1985. I pulled the 350 Olds diesel out of my 1981 Pontiac Grand Prix and replaced it with a 327 Chevy, TH400 trans and swapped the 10 bolt rear end for a 12 bolt with 3.xx gears and a Posi-Traction center section.
In reply to Motojunky :
Like minds! Built from the Spec II/Telefix catalog with all of their "go-fast" goodies. My first track bike.
Tom1200
PowerDork
12/18/24 4:22 p.m.
This was my first big race car project.
While my fabricator made all the parts I was the one who assembled everything and set up the car.
It was incredibly fast (set a new lap record for the class) but it was a really expensive car to run.
This car needed a lot of TLC...in the days before Internet searches. Lots of Sunday newspaper classified detective work, junk yards and swap meets.
Purchased for $2200 missing most of the Shelby parts. Eventually sold it to fund down payment on our first house.
This is all cleaned up for sale (still wrong wheels but otherwise complete).

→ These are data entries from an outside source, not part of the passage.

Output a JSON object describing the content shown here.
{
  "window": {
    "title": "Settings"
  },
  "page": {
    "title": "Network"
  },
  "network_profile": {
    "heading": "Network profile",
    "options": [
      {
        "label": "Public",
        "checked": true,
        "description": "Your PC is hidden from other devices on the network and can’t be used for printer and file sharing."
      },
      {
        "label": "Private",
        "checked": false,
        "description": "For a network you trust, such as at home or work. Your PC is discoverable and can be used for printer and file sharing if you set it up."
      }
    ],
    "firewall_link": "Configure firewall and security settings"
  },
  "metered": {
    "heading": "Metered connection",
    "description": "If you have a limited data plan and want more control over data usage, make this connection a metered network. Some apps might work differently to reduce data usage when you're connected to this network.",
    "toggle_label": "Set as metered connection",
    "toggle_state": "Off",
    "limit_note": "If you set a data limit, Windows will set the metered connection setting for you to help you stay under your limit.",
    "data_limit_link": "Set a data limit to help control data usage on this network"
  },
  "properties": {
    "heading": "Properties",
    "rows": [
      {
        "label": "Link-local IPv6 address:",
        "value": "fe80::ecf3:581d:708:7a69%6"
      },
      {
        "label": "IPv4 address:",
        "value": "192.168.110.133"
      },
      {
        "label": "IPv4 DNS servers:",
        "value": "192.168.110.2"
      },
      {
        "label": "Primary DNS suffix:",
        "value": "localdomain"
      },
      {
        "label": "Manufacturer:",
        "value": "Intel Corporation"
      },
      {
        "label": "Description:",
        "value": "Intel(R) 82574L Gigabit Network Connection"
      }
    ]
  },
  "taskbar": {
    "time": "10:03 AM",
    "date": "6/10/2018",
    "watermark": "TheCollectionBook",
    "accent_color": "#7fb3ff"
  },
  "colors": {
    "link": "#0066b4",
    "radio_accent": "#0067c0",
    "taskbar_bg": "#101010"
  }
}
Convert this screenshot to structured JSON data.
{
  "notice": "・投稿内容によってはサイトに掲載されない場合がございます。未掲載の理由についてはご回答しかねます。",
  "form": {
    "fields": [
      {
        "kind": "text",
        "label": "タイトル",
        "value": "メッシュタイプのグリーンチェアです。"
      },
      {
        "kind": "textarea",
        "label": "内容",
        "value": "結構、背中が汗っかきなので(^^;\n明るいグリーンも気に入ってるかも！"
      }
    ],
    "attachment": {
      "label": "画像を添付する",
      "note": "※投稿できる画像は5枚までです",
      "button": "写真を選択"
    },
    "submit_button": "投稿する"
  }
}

When I was around 11-12, I used $200 of my hard-earned paper route money to buy my first project vehicle: a janky, non-running go-kart. It looked sorta like a Manco kart like this one:
I really wish I had pics of the actual unit, but I don't. On the floor board, it had a giant decal of a cheetah's head with a Rambo knife in its mouth. It was the coolest decal I have ever seen to date, and I would totally like to put one on the hood of a small, red car. The engine was a 5hp Tecumseh painted red, white, and blue. My dad and I got it running and we would take it to a family friend's place where they had a huge, open parking lot behind his house. That poor Tecumseh saw hours of flat-out throttle until one day it decided to snap the rod in half. That made some interesting noises!
We immediately dragged it back to the friend's house, pulled the engine, and tore it down. That was the first time I had done that, and I was fascinated by the carnage. I was hooked.
Soon after, another friend of my dad's scored us a running, low hours 6hp Tecumseh Snow King off of a dead snowblower. We swapped it on and holy hell, did that kart FLY! That was my first-ever engine swap, but not my last!
I lost interest in the kart after getting a car a few years later, so I sold it. But man, it was fun, and I learned a lot from playing around with that thing.